Annisa tiba di kelas tepat sang dosen akan memasuki ruangan. Entah, akhir-akhir ini, Annisa kerap kali hampir terlambat masuk kuliah. Sarah sedikit heran dengan perubahan Annisa. Pasalnya, dia adalah mahasiswa paling teladan terhadap waktu. Namun, entah mengapa akhir-akhir ini dia suka sekali datang bersamaan dengan dosen tiba.
Sarah akan menanyakan perubahan ketua kelasnya itu setelah kuliah berakhir. Mereka mengikuti kuliah dengan ogah-ogahan. Entah karena dosennya yang membosankan, atau karena mereka yang sudah bosan kuliah lantaran sudah semester akhir. Tiga tahun bukan waktu yang singkat untuk mereka duduk di bangku kuliah. Namun, semua itu tergantung mereka. Harusnya, jika ingin cepat menyelesaikan kuliah, maka harus belajar dengan baik agar mata kuliah cepat habis.
2 jam mereka habiskan dengan materi yang dibawakan oleh Bu Gita. Hingga akhirnya Bu Gita mengakhiri kuliah pagi menjelang siang itu. Sarah langsung mendekati Annisa untuk bertanya.
“Nis, kenapa telat lagi?” tanya Sarah to the point’.
“Apanya yang telat? Aku gak telat, kok.” Jawab Annisa. Memang dia tidak telat, karena masuk bersamaan dengan dosen. Lain halnya jika dosen masuk lebih dulu darinya.
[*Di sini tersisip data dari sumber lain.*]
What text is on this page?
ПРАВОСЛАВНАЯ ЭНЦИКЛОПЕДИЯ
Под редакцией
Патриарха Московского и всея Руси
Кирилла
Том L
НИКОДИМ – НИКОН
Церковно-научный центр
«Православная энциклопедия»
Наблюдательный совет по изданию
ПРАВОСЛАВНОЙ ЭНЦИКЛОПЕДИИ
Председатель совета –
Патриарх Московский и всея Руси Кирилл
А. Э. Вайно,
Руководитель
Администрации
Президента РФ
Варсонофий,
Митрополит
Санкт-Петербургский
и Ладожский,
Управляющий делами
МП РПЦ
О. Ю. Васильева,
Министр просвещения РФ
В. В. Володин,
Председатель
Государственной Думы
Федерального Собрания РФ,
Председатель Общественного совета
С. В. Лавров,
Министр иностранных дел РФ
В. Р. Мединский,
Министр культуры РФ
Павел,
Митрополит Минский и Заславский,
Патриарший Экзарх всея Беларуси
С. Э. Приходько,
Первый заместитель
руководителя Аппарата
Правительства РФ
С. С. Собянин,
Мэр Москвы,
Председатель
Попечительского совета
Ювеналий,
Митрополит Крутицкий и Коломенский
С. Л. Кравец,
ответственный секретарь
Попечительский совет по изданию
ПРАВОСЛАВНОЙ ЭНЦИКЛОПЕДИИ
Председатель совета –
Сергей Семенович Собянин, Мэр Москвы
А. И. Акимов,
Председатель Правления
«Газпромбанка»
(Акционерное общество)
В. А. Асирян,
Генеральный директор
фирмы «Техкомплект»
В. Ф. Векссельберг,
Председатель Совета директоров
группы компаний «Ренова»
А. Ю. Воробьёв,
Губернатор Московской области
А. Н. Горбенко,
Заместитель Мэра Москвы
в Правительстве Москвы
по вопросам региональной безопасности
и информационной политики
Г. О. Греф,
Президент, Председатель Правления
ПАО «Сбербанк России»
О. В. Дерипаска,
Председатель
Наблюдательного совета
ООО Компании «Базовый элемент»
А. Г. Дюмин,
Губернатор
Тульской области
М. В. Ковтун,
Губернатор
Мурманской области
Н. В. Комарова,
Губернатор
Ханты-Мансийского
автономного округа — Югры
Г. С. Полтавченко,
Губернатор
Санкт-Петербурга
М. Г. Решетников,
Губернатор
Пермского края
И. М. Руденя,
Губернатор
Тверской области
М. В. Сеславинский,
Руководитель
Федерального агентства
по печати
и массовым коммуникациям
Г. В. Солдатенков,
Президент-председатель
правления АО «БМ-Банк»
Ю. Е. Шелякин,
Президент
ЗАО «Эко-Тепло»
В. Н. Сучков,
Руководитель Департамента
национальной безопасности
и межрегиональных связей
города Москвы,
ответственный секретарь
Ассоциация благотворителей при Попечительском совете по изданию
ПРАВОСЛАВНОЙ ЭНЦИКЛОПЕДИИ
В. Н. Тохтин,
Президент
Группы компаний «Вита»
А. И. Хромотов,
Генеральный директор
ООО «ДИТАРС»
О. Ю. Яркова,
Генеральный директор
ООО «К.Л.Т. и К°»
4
“Bukan itu. Maksudku, kok kamu tidak lagi tiba lebih awal dari kami? Bahkan kamu tiba bersamaan dengan dosen.” Jelas Sarah.
“Sengaja. Bosan aku jadi mahasiswa teladan terus. Sekali-kali telat, kek. Eh malah bersamaan dengan dosen.” Jawab Annisa acuh.
“Gila ya, kamu. Kesambet, ya?” Sarah menyentuh dahi Annisa.
Annisa menepis tangan Sarah, “apaan sih, Rah?”
“Lagian, kamu aneh gitu.”
“Aneh gimana? Yang aneh, kalau aku tiba-tiba gak masuk kuliah. Itu baru aneh.”
“Iya deh, iya.” Sarah memilih nyerah berdebat dengan Annisa.
“Ngomong-ngomong, pak Veri apa kabar, ya?” ucap Sarah menerawang.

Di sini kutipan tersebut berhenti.